Das Wasserstraßen- und Schifffahrtsamt Meppen (WSA) gibt auf Nachfrage Entwarnung. „Der höchste Pegelstand in Ems und Hase ist am Montagvormittag mit einem Plus von rund 1,70 Metern erreicht worden“, sagt WSA-Gewässerkundler Jens Mäueler. „Danach sollte das Wasser wieder weniger werden. Die Hubbrücke bleibt aber weiterhin bis mindestens zum Wochenende in Betrieb.“ Autofahrer auf der Hasestraße und Herzog-Arenberg-Straße müssen sich im Zweifelsfall also gedulden oder gleich über die Bundesstraße 70 oder Hasebrinkstraße fahren. „Wir versuchen, die Schifffahrt so zu koordinieren, dass es nur zu wenig Verkehrsbeeinträchtigungen kommt. Doch das ist nicht immer möglich. Am Ende haben die Schiffe Vorrang.“

Kein Vergleich zum Hochwasser 1998

Im Gespräch mit Mäueler wurde deutlich, dass das Hochwasser recht unspektakulär ausfällt. Die Hochwassermeldestufe wurde nirgends überschritten. Trotzdem betont der Gewässerkundler, dass bei 20 Zentimetern mehr Wasserpegel die Schifffahrt eingestellt worden wäre. „Viel mehr hätte es nicht sein dürfen“, erklärt Mäueler. Es sei aber kein Vergleich zum schweren Hochwasser 1998, als es vielerorts zu Überschwemmungen kam. „Das Wasser ist aktuell nur da, wo es auch hin darf – wie zum Beispiel auf den Überflutungsflächen im Borkener Paradies.“ Weitere Kapazitäten hätte es in Form von Flutmulden in Meppen und Haren gegeben, die aktuell nicht in Anspruch genommen wurden.

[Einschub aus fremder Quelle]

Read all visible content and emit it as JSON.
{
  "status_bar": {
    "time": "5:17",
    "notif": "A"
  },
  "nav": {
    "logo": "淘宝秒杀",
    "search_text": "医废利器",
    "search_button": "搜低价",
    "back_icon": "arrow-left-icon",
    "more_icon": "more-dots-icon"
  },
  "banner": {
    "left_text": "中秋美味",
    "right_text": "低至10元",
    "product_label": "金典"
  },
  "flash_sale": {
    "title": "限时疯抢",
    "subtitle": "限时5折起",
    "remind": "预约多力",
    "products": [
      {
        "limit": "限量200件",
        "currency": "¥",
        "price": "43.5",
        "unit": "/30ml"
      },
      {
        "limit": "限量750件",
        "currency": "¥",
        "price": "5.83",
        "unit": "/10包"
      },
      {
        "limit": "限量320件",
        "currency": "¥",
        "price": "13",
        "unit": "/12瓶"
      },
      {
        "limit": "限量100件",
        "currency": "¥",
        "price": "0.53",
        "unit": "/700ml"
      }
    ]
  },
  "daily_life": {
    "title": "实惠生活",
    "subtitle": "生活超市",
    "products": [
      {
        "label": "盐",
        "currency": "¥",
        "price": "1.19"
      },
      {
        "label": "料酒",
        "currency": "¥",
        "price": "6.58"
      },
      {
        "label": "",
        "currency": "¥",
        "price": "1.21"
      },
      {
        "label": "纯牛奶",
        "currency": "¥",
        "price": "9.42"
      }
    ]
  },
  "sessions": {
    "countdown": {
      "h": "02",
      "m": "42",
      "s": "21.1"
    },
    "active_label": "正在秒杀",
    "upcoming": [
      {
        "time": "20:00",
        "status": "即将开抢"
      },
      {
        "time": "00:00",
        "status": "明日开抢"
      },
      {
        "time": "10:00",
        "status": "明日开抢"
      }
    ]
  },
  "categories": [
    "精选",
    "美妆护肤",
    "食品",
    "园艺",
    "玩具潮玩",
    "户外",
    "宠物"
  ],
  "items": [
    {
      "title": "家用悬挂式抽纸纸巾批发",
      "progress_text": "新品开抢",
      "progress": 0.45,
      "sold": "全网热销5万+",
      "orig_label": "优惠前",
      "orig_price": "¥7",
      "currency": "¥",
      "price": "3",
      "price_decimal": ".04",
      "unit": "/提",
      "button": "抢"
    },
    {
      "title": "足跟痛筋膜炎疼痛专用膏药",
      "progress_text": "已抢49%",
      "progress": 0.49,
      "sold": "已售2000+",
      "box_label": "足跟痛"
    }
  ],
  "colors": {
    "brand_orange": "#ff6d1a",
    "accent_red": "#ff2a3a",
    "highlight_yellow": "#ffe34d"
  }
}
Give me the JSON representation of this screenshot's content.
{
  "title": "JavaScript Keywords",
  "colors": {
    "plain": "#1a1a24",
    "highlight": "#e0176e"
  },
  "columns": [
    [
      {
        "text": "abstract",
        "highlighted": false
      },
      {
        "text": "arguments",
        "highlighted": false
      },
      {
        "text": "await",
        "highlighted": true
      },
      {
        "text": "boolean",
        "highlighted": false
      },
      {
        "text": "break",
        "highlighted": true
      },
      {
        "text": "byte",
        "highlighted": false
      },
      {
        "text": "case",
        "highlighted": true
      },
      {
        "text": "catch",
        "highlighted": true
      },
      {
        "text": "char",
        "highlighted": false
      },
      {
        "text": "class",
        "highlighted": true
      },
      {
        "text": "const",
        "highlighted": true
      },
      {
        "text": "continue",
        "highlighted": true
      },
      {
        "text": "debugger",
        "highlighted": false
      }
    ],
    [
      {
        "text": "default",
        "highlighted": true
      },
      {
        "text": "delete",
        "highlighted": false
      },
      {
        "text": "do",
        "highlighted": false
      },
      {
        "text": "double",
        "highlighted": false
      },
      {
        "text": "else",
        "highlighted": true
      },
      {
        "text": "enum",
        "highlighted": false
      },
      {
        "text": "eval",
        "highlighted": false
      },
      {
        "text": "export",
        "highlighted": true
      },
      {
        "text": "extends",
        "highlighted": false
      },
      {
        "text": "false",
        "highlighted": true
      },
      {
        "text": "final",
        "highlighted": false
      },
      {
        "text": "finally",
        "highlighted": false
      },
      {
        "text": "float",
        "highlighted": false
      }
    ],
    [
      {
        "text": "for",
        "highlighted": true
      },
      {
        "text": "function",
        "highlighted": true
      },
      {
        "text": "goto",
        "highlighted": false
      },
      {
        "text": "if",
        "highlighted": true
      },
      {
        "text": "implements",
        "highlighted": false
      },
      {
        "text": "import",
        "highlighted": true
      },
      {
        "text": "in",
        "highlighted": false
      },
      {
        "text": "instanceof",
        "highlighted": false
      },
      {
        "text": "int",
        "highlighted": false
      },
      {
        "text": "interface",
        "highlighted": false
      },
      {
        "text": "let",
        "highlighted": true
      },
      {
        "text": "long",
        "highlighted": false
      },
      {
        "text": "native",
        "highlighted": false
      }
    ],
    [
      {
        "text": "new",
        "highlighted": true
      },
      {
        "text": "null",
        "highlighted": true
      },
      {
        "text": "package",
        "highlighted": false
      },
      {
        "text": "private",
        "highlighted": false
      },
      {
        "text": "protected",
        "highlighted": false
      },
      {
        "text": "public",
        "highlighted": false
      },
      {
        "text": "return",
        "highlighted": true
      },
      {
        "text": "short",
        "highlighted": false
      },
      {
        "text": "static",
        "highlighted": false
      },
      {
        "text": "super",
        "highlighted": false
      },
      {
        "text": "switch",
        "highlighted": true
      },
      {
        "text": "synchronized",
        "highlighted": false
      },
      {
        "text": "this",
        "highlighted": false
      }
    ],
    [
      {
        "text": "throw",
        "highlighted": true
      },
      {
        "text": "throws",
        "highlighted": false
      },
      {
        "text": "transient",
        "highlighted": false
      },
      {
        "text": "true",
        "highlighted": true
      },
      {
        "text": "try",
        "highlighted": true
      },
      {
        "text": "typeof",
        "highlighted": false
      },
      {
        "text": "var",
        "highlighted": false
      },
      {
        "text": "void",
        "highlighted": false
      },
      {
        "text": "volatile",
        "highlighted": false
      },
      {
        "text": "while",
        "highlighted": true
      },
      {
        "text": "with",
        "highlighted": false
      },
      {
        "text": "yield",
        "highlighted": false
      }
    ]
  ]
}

Damm in der Nacht zu Freitag gebrochen

Der hohe Wasserstand in der Hase hat allerdings für Konsequenzen für die Baustelle beim Hochwasserrückhaltebecken Haselünne, besser bekannt als „Haselünner See“, gesorgt. Hier wird derzeit das Auslassbauwerk neu gebaut. Die Baustelle ist durch einen provisorischen Damm aus großen Sandsäcken von der Haseseite gegen das Hochwasserrückhaltebecken abgesperrt. Dieser Damm ist in der Nacht zum Freitag gebrochen; das Wasser aus der Hase strömte über die Baustelle in das Hochwasserrückhaltebecken. Das teilte der NLWKN (Niedersächsischer Landesbetrieb für Wasserwirtschaft, Küsten- und Naturschutz) am Montag mit. „Durch den hohen Wasserstand und den permanenten Druck ist der provisorische Damm aufgeweicht und wurde regelrecht weggespült“, erläuterte Josef Schwanken vom NLWKN in Meppen. Für die Flächennutzer am See bestand zu keinem Zeitpunkt eine Gefahr. „Die maximale Stauhöhe im Becken beträgt 17,75 Meter. Aufgrund der außerplanmäßigen Füllung hatten wir am Wochenende einen Wasserstand von ca. 16,90 Meter“, betont Schwanken. Jetzt sinken die Wasserstände in der Hase bereits wieder, sodass der Haselünner See wieder geleert wird.

Wasser fließt ab

Beim Abfluss des Wassers rechnen die Verantwortlichen mit keinen Problemen, wollen aber auch keine Prognose wagen, bis wann sich die Pegel in den Kanälen und Flüssen wieder normalisiert haben. Bedingt durch Frost sei es möglich, das die eine oder andere große Pfütze auf den Feldern der Überschwemmungsflächen stehen bleibe. Größere Niederschläge, wie sie in den vergangenen Wochen gefallen waren, sind aktuell keine gemeldet.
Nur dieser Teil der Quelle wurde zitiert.